Hyperglycemia is the technical term for what is more commonly referred to as high blood sugar. Literally, Hyperglycemia means “high glucose in the blood”. Glucose is the body’s main source of energy. Your body breaks down the food you eat and converts it to glucose; your cells take in the glucose from the blood and use it to make energy.
Hyperglycemia is often confused with diabetes. While it is most commonly a complication of diabetes, it can be caused by other disease states, diet, or stress. You do not have to be a diabetic to suffer from hyperglycemia; however, blood glucose levels are of most concern to the person with diabetes. Cells remove and process glucose from the blood in response to insulin. In the diabetic, the pancreas either does not make enough insulin, or the body is unable to respond to the insulin properly. There are two specific types of hyperglycemia that occur in people with diabetes:
- Fasting hyperglycemia, which is defined by a blood sugar level greater than 90-130 milligrams per deciliter (mg/dL) after fasting for at least 8 hours.
- Postprandial hyperglycemia which is a blood sugar level usually greater than 180 mg/dL one to two hours after a meal
In these people a number of things can cause hyperglycemia:
- If you are type 1 Diabetic, you may not have taken enough insulin
- You may have eaten more then you should have
- You may not have exercised as much as you should have
- Stress – either emotional or physical, or that brought on by another illness such as cold or flu
Why Should I Be Concerned About Hyperglycemia?
It is hyperglycemia that is the major cause of many of the complications associated with diabetes including damage to nerves, blood vessels and bodily organs. It can lead to serious conditions such as ketoacidosis or stroke. According to the American Diabetes Association, diabetes is the 7th leading cause of death in America, affecting more than 16 million people nationwide.
If you have diabetes and notice any of the early signs of high blood sugar, test your blood sugar and call the doctor. He may ask you for the results of several readings. He could recommend the following changes:
- Drink more water – Water helps remove excess sugar from your blood through urine, and it helps you avoid dehydration.
- Exercise more – Working out can help lower your blood sugar. But under certain conditions, it can make blood sugar go even higher. Ask your doctor what kind of exercise is right for you.
- Change your eating habits – You may need to meet with a dietitian to change the amount and types of foods you eat.
- Switch medications – Your doctor may change the amount, timing, or type of diabetes medications you take. Don’t make changes without talking to him first.

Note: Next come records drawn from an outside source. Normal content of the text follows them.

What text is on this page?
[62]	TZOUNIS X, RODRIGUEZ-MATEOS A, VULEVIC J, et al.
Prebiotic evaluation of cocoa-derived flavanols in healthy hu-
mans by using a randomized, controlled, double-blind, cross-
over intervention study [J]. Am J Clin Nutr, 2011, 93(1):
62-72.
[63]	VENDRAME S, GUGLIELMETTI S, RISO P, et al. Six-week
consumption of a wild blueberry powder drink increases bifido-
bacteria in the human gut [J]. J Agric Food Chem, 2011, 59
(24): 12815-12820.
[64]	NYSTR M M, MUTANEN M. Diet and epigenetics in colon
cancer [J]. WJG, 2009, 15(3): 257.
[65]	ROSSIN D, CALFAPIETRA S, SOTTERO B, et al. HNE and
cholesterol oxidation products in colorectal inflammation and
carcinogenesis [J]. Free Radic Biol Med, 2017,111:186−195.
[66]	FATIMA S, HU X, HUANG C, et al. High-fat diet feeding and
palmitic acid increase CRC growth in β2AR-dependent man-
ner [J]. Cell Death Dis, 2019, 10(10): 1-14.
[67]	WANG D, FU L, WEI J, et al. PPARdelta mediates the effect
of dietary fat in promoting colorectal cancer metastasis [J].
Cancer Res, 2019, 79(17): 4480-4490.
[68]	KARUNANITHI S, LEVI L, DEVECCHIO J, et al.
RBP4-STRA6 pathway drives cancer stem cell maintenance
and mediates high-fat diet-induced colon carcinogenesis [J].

The easiest way to prevent hyperglycemia is to control your diabetes. That includes knowing the early symptoms—no matter how subtle. Remember, there are many aspects of your diabetes care you can control:
- Taking your insulin (or glucose-lowering medication) as prescribed
- Avoiding consuming too many calories (i.e., sugary beverages)
- Consuming the right types and grams of carbohydrates
- Controlling stress
- Staying active (exercising)
- Going to your regularly scheduled doctor’s appointments
Hyperglycemia can be a very common complication of diabetes, but through medication, exercise, and careful meal planning, you can keep your blood glucose level from going too high—and that can help you to avoid some of the most devastating consequences of diabetes.